Meskipun pihak penguasa mengklaim impor ini bertujuan memenuhi pasokan yang belum tercukupi. Namun, fakta di lapangan para petani lokal harus bersaing dengan barang impor. Tak jarang mereka harus merugi dengan kebijakan ini.

Dalam menjaga kedaulatan pangan, Khalifah, pemimpin dalam pemerintahan Islam menerapkan mekanisme agar tidak semua produk pangan di masa subur akan dikonsumsi tetapi ada yang disimpan untuk cadangan.

Oleh karena itu Khalifah mendukung berbagai teknik pengawetan pangan sistem sirkulasi, standar bangun, penyimpanan pangan serta pengaturan gaya hidup dan konsumsi masyarakat.

Optimalisasi produksi terus dilakukan.
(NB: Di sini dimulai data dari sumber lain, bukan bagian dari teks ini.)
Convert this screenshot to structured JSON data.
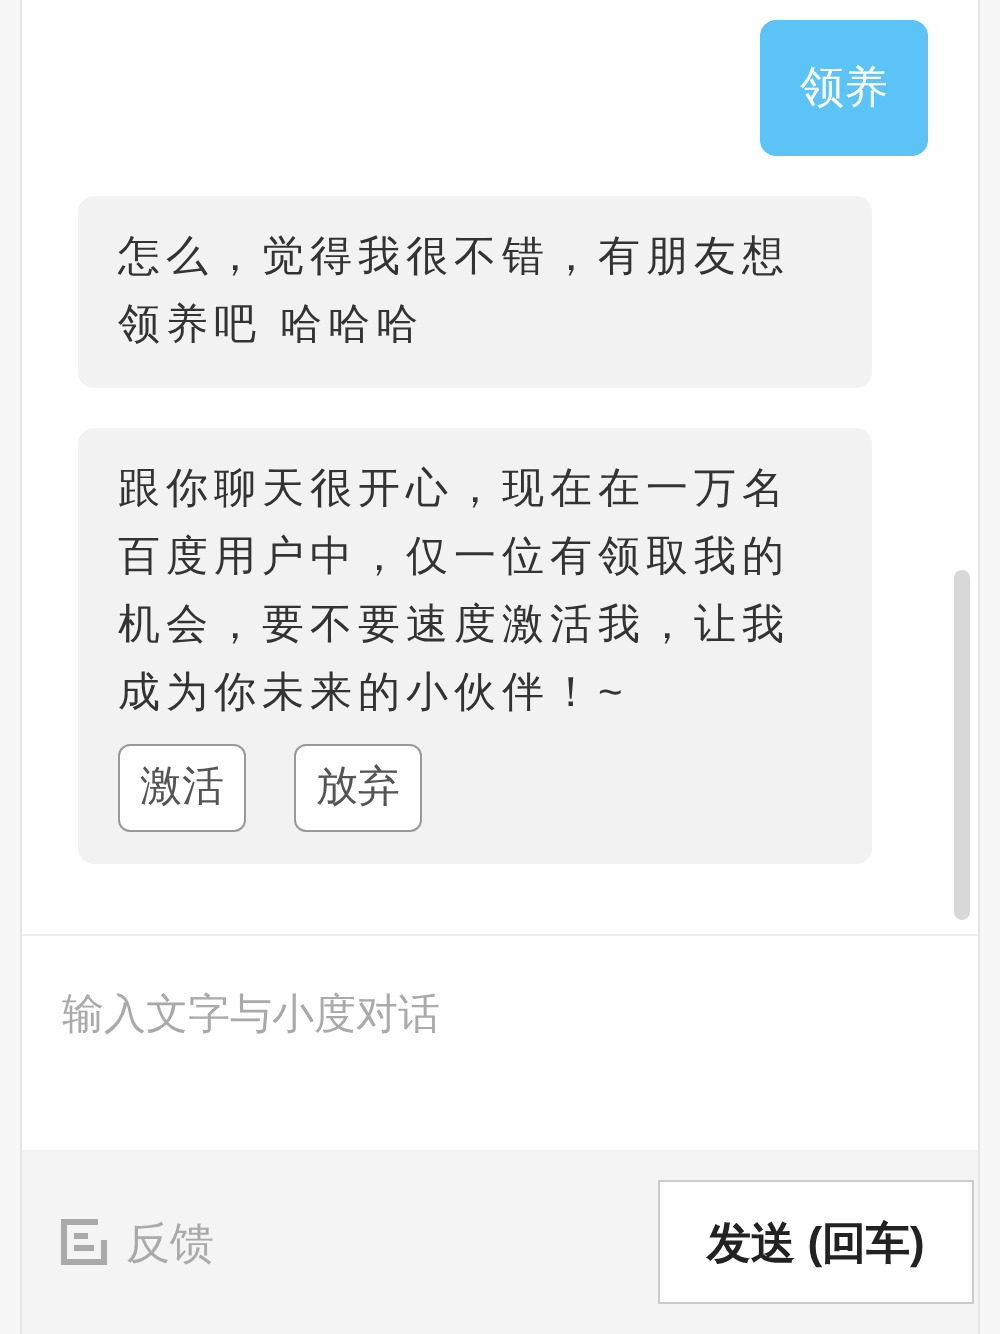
{
  "messages": [
    {
      "kind": "sent",
      "text": "领养"
    },
    {
      "kind": "received",
      "text": "怎么，觉得我很不错，有朋友想领养吧 哈哈哈"
    },
    {
      "kind": "received",
      "text": "跟你聊天很开心，现在在一万名百度用户中，仅一位有领取我的机会，要不要速度激活我，让我成为你未来的小伙伴！~",
      "actions": [
        "激活",
        "放弃"
      ]
    }
  ],
  "input": {
    "placeholder": "输入文字与小度对话"
  },
  "feedback": {
    "label": "反馈"
  },
  "send_button": "发送 (回车)"
}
Upaya ini akan didukung dengan berbagai aplikasi sains dan teknologi. Mulai dari pemilihan lahan yang optimal untuk benih tanaman, teknik irigasi, pemupukan, penanganan hama, penanaman dan pengolahan pasca panen.
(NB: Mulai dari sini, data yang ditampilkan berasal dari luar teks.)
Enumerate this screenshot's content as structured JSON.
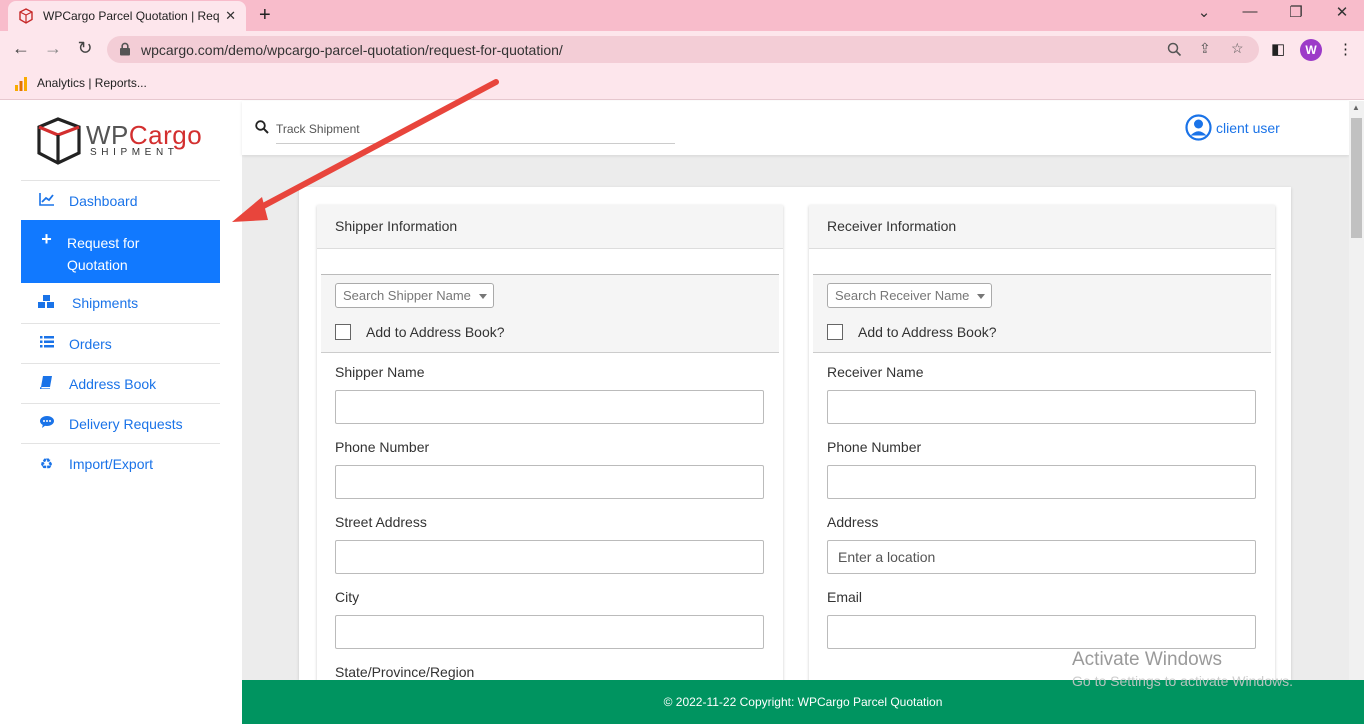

Dengan demikian, swasembada pangan dalam negeri terwujud. Kebutuhan rakyat akan komoditas pangan penting terpenuhi. Sehingga kebijakan impor yang hanya menguntungkan segelintir orang (baca : para kapital) bisa dihentikan. Alhasil, petani lokal tak perlu bersaing dengan produk impor. Kedaulatan pangan pun bukan hanya sekadar mimpi, jika berada dalam naungan Sistem Islam.Wallahu a’lam bishshowab.[]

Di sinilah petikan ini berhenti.